Kirby Risk is a 98-year-old family-owned industrial electrical distributor operating across Indiana, Illinois, and Ohio. The company evolved from a small battery shop in 1926 into a regional supply chain operation serving manufacturing and industrial clients. It's not a tech company - the stack is standard Microsoft 365 - but that's the environment: legacy infrastructure supporting physical distribution, engineering services, and operational logistics for industrial customers.

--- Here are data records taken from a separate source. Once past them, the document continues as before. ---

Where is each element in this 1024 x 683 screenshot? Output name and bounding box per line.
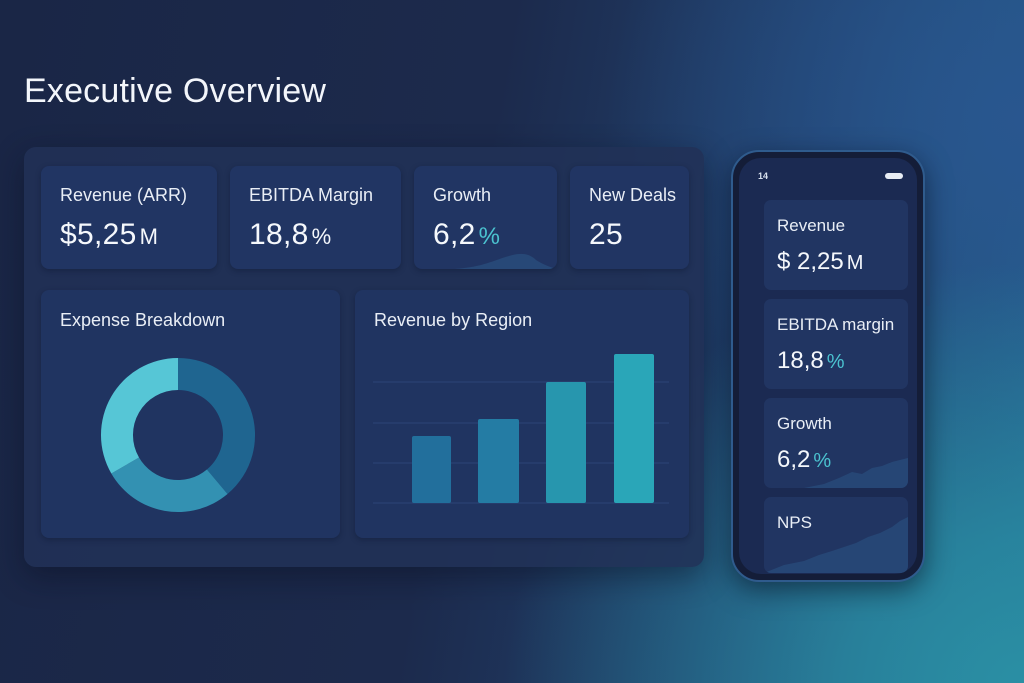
growth-sparkline xyxy=(804,458,908,488)
donut-segment-light xyxy=(100,358,178,474)
mobile-card-revenue[interactable]: Revenue $ 2,25 M xyxy=(764,200,908,290)
nps-sparkline xyxy=(764,517,908,573)
mobile-card-value: $ 2,25 M xyxy=(777,248,864,275)
kpi-label: New Deals xyxy=(589,185,677,205)
bar-region-3 xyxy=(546,382,586,503)
mobile-card-value: 6,2% xyxy=(777,446,832,473)
bar-region-1 xyxy=(412,436,451,503)
card-title: Revenue by Region xyxy=(374,310,533,330)
mobile-screen: 14 Revenue $ 2,25 M EBITDA margin 18,8% G… xyxy=(739,158,917,574)
mobile-card-label: Growth xyxy=(777,414,832,433)
battery-icon xyxy=(885,173,903,179)
donut-segment-mid xyxy=(111,457,228,513)
dashboard-panel: Revenue (ARR) $5,25 M EBITDA Margin 18,8%… xyxy=(24,147,704,567)
growth-sparkline xyxy=(454,253,557,269)
donut-chart[interactable] xyxy=(41,290,340,538)
phone-side-button xyxy=(926,250,930,306)
kpi-value: 18,8% xyxy=(249,218,332,251)
status-time: 14 xyxy=(758,171,769,181)
kpi-value: 25 xyxy=(589,218,623,251)
mobile-card-label: NPS xyxy=(777,513,812,532)
kpi-value: 6,2% xyxy=(433,218,501,251)
revenue-by-region-card: Revenue by Region xyxy=(355,290,689,538)
kpi-value: $5,25 M xyxy=(60,218,159,251)
bar-region-4 xyxy=(614,354,654,503)
mobile-card-growth[interactable]: Growth 6,2% xyxy=(764,398,908,488)
expense-breakdown-card: Expense Breakdown xyxy=(41,290,340,538)
donut-segment-dark xyxy=(178,358,256,494)
bar-region-2 xyxy=(478,419,519,503)
card-title: Expense Breakdown xyxy=(60,310,226,330)
kpi-label: EBITDA Margin xyxy=(249,185,374,205)
kpi-label: Growth xyxy=(433,185,492,205)
mobile-phone-frame: 14 Revenue $ 2,25 M EBITDA margin 18,8% G… xyxy=(731,150,925,582)
kpi-card-revenue[interactable]: Revenue (ARR) $5,25 M xyxy=(41,166,217,269)
mobile-card-nps[interactable]: NPS xyxy=(764,497,908,573)
kpi-card-growth[interactable]: Growth 6,2% xyxy=(414,166,557,269)
bar-chart[interactable] xyxy=(355,290,689,538)
kpi-label: Revenue (ARR) xyxy=(60,185,188,205)
mobile-card-value: 18,8% xyxy=(777,347,845,374)
page-title: Executive Overview xyxy=(24,72,327,110)
mobile-card-ebitda[interactable]: EBITDA margin 18,8% xyxy=(764,299,908,389)
mobile-card-label: EBITDA margin xyxy=(777,315,895,334)
mobile-card-label: Revenue xyxy=(777,216,846,235)
kpi-card-new-deals[interactable]: New Deals 25 xyxy=(570,166,689,269)
kpi-card-ebitda[interactable]: EBITDA Margin 18,8% xyxy=(230,166,401,269)
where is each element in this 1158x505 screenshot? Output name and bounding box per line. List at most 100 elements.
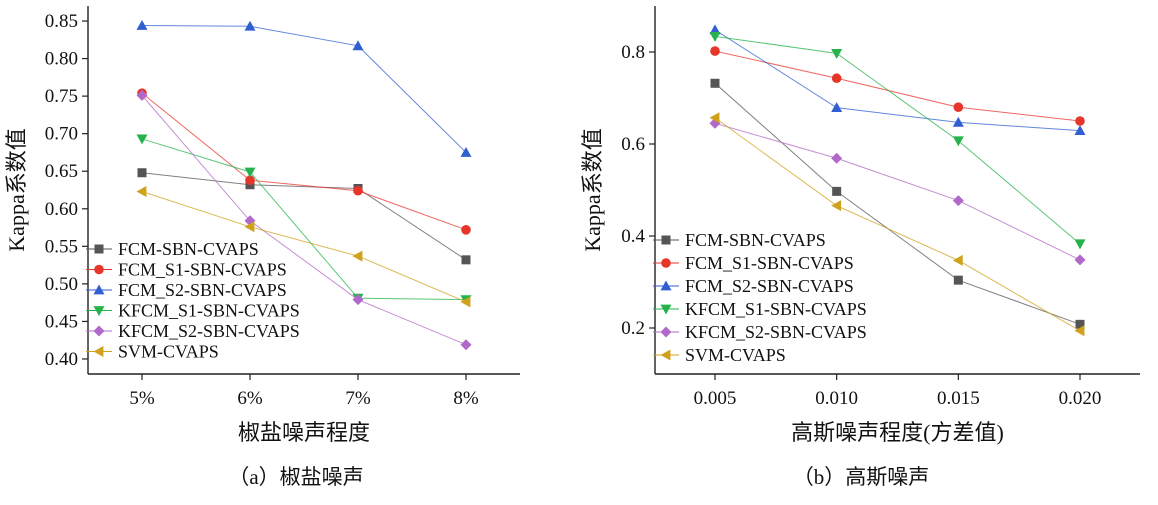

The threat surface here is classic critical infrastructure territory. Industrial control systems, supply chain dependencies, customer data tied to manufacturing contracts, and operational technology networks that connect physical sites across three states. If you're threat modeling a century-old distributor with regional footprint and manufacturing ties, you're looking at ransomware risk, supplier compromise vectors, and the usual mess of OT/IT convergence. No indication of dedicated security engineering in the provided facts, which tracks for a company this size and sector.
James K. Risk III runs the operation. They've been named a Top Workplace five consecutive years, which suggests employee retention and institutional knowledge - relevant for security because it means lower insider risk from churn, but also potential accumulation of legacy access and undocumented systems. The culture language is heavy on relationships and service, light on technical posture. If you're evaluating this as a security role, you'd be building foundational capabilities in an environment that hasn't historically prioritized them.